ZFS Performance: RAIDz1 vs mirroring
ZFS Raidz Performance, Capacity and Integrity
ZFS Record Sizes for Different Workloads
Battle testing ZFS, Btrfs and mdadm+dm-integrity
ZFS tuning cheat sheet
Pro tip, don't go crazy with datasets; nifty for snapshots and zfs-send/receive-ing, but they are their own filesystems.

[!note]+ Moving files/folders across datasets requires copy+delete even if datasets are nested/in same zpool
Analogous to moving data across drives in windows (e.g. fooFolder from c:\ to d:\)
Bad: /tv/, /movies/, /downloads/ as separate datasets
Good: /media/ dataset with folders /media/tv/, /media/movies/, /media/downloads/

Improve performance when browsing millions of files in ZFS by setting arc_meta_min

[!quote]
If you have a lot of files, like hundreds of thousands or millions photos on hard drives, there's a setting in ZFS you can change to improve performance when indexing or browsing the files.

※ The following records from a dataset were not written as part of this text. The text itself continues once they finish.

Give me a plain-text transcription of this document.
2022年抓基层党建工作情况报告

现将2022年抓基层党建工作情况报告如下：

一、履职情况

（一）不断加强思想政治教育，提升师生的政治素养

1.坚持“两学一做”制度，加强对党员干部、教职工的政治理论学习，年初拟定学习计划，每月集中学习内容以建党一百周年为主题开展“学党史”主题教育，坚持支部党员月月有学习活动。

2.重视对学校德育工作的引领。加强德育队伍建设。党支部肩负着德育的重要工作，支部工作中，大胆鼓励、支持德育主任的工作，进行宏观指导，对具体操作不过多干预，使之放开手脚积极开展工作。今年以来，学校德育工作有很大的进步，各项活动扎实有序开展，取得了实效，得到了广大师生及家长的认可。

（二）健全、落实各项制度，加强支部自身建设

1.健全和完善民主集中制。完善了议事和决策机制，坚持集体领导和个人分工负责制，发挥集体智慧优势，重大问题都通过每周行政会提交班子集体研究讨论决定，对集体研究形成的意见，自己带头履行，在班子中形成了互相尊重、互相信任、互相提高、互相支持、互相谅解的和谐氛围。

Going through my 682,000 files went 64 seconds to only 5 seconds. It's amazing. ZFS usually keeps metadata cached in ARC but it's not very smart when ARC gets full.
You can set arc_meta_min to large enough to hold all the metadata, and then fill the arc metadata cache, so this will improve performance for rsync, find, or anything that scans through all the files and folders.

I can even scan and navigate the entire directory tree with the disks spun down, it's like the Dynamix cache dirs plugin but way better.

On unraid, you can do this

Run a command to scan all files, eg. ls -lahR /mnt/zpool/ > /dev/null and see how long it takes (minutes)

cat /proc/spl/kstat/zfs/arcstats and check how much arc_meta_used (if it's close to arc_meta_max then maybe increase your arc size and try again)

Scan all files again and see how much faster it is (few seconds)

Copy large file (several GB) from the ZFS share to your PC

Scan all files again, if the times are all about the same then stop here because this won't help, but if it's slow then continue

Make zfs_arc_meta_min a bigger number than your arc_meta_used in step 2 by doing echo 3088630576 >> /sys/module/zfs/parameters/zfs_arc_meta_min with your number

Try steps 1 - 5 again, scanning should be always fast now

To make the setting permanent, create/edit /boot/config/modprobe.d/zfs.conf and put options zfs zfs_arc_meta_min=3088630576 there with your number

recordsize: general rules of thumb
1M: Sequential workloads
1M: General-purpose file sharing/storage
1M: BitTorrent download folders
64K: KVM virtual machines using Qcow2 file-based storage
16K: MySQL/InnoDB
8K: PostgreSQL